Os pacientes estavam em uso de terapia de substituição com glicocorticóides, tiroxina e esteróides gonadais com doses estáveis por pelo menos três meses antes de iniciar o estudo. Afim de evitar flutuações nos níveis de testosterona, os pacientes masculinos foram avaliados nos primeiros 10 dias após a injeção, já que os níveis deste hormônio atingem maiores valores neste período.

Adotamos como critérios de exclusão: presença de doença mental, gravidez, diabetes mellitus descompensado, hipertensão arterial severa, uso de GH nos últimos 12 meses, doença aguda severa, doença hepática ou renal crônica e história de malignidade.

O protocolo do estudo foi aprovado pelo Comitê de Ética em Pesquisa do Hospital Universitário Clementino Fraga Filho da UFRJ e todos os pacientes assinaram um consentimento informado antes de iniciarem o estudo.

Cada paciente realizou quatro visitas para avaliações da composição corporal, força e potência muscular no Serviço de Medicina do Esporte e do Exercício do mesmo hospital.

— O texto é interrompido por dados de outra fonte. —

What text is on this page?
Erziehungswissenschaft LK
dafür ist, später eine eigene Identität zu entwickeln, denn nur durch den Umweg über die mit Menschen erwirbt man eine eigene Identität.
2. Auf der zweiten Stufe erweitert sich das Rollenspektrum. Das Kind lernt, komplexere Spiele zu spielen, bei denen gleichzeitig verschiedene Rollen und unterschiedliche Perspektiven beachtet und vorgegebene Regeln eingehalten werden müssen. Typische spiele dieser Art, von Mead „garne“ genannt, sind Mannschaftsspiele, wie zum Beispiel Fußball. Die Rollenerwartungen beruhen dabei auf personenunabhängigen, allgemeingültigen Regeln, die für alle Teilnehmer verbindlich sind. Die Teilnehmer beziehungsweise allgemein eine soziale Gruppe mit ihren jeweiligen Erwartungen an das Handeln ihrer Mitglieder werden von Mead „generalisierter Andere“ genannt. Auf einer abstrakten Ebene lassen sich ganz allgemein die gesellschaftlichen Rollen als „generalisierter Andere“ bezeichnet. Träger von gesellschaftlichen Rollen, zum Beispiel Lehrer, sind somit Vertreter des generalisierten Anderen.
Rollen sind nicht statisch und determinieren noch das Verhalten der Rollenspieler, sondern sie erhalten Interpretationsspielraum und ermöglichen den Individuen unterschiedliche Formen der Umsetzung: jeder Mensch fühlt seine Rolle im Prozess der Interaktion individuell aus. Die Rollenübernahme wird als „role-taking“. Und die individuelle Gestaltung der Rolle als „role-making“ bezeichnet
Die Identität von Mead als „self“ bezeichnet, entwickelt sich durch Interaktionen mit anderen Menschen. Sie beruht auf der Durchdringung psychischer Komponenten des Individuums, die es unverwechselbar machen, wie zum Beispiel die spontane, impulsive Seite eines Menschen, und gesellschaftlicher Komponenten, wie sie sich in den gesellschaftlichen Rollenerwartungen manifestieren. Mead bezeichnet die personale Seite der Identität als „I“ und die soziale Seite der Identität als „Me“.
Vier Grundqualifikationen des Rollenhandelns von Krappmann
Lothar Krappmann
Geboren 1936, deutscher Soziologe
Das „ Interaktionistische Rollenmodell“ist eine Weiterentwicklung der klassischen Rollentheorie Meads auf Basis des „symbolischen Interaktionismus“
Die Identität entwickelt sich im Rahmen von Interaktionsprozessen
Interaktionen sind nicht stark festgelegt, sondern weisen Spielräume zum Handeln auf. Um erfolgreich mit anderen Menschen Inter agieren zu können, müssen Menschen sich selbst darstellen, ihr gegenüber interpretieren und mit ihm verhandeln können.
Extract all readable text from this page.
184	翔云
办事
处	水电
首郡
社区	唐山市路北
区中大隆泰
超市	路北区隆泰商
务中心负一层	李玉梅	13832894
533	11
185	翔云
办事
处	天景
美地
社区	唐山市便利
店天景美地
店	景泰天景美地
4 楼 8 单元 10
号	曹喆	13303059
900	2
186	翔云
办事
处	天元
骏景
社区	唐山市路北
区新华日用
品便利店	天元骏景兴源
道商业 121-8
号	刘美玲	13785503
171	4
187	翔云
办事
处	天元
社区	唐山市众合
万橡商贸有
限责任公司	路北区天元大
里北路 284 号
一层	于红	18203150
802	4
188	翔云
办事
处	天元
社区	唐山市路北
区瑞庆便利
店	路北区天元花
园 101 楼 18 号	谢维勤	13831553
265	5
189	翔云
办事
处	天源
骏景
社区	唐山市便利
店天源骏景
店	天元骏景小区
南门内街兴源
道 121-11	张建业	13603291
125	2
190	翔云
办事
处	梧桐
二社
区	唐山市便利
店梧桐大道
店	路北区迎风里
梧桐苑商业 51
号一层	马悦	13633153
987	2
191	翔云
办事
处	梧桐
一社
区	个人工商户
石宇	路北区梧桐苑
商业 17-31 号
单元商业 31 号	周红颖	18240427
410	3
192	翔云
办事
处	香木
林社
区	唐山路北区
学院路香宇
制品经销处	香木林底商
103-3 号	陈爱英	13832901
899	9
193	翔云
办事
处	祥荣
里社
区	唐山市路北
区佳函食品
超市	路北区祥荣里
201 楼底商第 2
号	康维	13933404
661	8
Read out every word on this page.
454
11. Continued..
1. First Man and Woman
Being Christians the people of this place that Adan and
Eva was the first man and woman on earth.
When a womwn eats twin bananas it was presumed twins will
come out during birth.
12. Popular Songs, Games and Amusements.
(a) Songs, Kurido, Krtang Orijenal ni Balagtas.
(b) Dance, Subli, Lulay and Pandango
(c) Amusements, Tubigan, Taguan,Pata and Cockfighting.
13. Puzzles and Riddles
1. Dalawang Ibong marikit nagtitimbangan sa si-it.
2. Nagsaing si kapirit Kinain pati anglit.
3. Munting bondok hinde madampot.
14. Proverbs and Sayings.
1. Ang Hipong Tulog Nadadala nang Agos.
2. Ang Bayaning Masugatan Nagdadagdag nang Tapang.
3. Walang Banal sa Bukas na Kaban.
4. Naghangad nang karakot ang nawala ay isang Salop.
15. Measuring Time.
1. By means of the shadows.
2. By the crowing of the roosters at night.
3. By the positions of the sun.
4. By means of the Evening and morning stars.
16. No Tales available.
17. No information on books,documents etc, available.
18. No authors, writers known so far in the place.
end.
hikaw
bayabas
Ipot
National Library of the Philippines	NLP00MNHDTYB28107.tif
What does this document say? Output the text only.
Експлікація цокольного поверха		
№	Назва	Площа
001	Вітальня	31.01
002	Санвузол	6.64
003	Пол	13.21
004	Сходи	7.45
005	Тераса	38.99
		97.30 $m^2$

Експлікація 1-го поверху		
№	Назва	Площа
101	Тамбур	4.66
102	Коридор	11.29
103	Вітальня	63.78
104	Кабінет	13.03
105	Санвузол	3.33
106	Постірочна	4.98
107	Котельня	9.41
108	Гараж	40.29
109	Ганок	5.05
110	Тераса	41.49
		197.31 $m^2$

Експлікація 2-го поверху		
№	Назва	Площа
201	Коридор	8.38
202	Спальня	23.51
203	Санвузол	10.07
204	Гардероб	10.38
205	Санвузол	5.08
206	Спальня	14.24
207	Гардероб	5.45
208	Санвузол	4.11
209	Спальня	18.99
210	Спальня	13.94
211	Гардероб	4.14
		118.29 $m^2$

A primeira e a segunda visitas tiveram um intervalo de duas semanas entre si, de modo que as duas avaliações minimizassem eventuais efeitos de aprendizagem da bateria de testes. A partir da segunda avaliação, os pacientes foram submetidos a um programa de treinamento com exercícios contra resistência (PTECR) com um conjunto de materiais (um par de tornozeleiras, um par de halteres e uma bolinha de borracha), realizados em casa em dias alternados com duração de 12 semanas. A terceira e quarta visitas ocorreram com seis e 12 semanas após o início do PTECR.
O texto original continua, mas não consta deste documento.